To determine the distance that the pilot should avoid flying, we need to calculate the range of the mortar shell.
The range of a projectile can be calculated using the horizontal component of its initial velocity and the time of flight. The horizontal component of the velocity can be found using the formula: Vx = V * cos(θ), where V is the initial velocity and θ is the launch angle.
Given:
- Initial velocity, V = 200 m/s
- Launch angle, θ = 80 degrees
First, let's calculate the horizontal component of the velocity:
Vx = 200 * cos(80)
Vx ≈ 34.982 m/s
Next, we need to calculate the time of flight for the mortar shell. Since the shell is fired horizontally, there is no initial vertical velocity. Therefore, we can use the time it takes for the shell to reach its maximum height, which is at the halfway point of its flight, and double it to find the total time of flight.

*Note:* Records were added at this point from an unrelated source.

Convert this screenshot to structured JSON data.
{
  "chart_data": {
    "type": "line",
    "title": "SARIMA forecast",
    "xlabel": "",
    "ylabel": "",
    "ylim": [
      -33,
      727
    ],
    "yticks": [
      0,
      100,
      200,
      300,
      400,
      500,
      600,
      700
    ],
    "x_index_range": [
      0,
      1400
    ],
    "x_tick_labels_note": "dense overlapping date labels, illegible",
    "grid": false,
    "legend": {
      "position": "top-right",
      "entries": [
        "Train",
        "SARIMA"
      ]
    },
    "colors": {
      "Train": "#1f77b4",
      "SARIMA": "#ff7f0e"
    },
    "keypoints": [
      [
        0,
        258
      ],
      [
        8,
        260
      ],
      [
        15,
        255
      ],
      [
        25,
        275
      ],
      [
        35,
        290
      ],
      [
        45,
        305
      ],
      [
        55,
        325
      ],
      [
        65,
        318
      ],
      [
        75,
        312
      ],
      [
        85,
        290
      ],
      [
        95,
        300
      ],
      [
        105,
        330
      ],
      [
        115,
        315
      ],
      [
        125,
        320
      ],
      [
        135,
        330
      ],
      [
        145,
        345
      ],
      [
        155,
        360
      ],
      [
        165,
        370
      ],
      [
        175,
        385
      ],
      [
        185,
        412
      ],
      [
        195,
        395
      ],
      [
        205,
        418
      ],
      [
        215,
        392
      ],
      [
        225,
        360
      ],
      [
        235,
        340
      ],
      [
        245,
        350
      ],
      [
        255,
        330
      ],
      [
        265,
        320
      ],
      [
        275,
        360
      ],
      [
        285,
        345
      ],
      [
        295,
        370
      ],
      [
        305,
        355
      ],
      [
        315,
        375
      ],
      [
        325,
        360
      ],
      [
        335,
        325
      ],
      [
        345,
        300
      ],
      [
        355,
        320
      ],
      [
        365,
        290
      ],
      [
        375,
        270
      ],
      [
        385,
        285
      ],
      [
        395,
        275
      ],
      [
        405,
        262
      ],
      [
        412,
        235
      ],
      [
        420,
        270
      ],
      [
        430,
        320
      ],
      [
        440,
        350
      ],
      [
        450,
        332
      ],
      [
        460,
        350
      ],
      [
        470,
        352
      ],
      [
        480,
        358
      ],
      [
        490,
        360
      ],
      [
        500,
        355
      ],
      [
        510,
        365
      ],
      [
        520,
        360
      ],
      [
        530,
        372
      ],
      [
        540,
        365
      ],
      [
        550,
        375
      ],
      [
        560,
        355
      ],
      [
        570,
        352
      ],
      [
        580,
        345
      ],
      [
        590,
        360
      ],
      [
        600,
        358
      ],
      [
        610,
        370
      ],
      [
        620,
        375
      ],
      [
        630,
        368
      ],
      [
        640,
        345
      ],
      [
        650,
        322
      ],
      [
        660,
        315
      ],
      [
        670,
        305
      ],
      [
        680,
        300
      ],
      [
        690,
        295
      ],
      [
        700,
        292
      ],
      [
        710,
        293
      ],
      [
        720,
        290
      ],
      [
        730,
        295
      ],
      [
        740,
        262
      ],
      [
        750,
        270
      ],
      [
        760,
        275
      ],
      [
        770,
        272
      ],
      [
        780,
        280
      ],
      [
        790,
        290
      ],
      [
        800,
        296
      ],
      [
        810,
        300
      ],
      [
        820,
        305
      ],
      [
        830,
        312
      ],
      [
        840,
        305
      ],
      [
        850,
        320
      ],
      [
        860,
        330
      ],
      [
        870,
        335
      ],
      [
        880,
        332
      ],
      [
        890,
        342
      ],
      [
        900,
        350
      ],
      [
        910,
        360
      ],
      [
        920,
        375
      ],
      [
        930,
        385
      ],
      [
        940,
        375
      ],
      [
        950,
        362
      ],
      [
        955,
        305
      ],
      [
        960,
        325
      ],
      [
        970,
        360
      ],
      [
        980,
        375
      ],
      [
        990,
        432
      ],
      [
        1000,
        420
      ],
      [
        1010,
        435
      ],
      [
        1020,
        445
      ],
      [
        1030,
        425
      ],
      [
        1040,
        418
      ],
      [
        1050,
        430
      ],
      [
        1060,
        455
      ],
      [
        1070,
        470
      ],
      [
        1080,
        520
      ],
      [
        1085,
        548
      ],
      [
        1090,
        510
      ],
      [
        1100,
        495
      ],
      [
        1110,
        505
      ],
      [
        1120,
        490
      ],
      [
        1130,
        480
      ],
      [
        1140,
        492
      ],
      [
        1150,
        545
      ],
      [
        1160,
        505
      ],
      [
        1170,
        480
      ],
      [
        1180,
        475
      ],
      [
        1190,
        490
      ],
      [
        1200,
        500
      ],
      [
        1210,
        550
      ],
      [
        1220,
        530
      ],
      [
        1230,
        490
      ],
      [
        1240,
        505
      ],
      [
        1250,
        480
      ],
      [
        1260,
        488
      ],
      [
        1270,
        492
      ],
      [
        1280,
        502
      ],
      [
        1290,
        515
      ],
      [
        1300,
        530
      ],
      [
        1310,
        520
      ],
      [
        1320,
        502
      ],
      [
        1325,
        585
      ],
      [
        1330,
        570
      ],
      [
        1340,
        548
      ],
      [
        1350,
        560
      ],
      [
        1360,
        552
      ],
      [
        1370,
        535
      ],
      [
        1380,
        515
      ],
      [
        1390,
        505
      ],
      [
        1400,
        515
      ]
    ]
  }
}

The formula to find the time of flight to reach maximum height is: t = V * sin(θ) / g, where g is the acceleration due to gravity (approximately 9.8 m/s²).
Using the launch angle θ = 80 degrees:
t = (200 * sin(80)) / 9.8
t ≈ 26.289 s
Therefore, the total time of flight is approximately 2 * 26.289 = 52.578 s.
Now, we can calculate the range by multiplying the horizontal component of the velocity by the time of flight:
Range = Vx * t
Range ≈ 34.982 * 52.578
Range ≈ 1838.705 m
So, the range of the mortar shell is approximately 1838.705 meters.
To determine the distance that the pilot should avoid, we need to add the height of the reconnaissance airplane to the range of the mortar shell: 1838.705 + 500 = 2338.705 meters.
Therefore, the pilot should be well advised to avoid flying within approximately 2338.705 meters from the camp.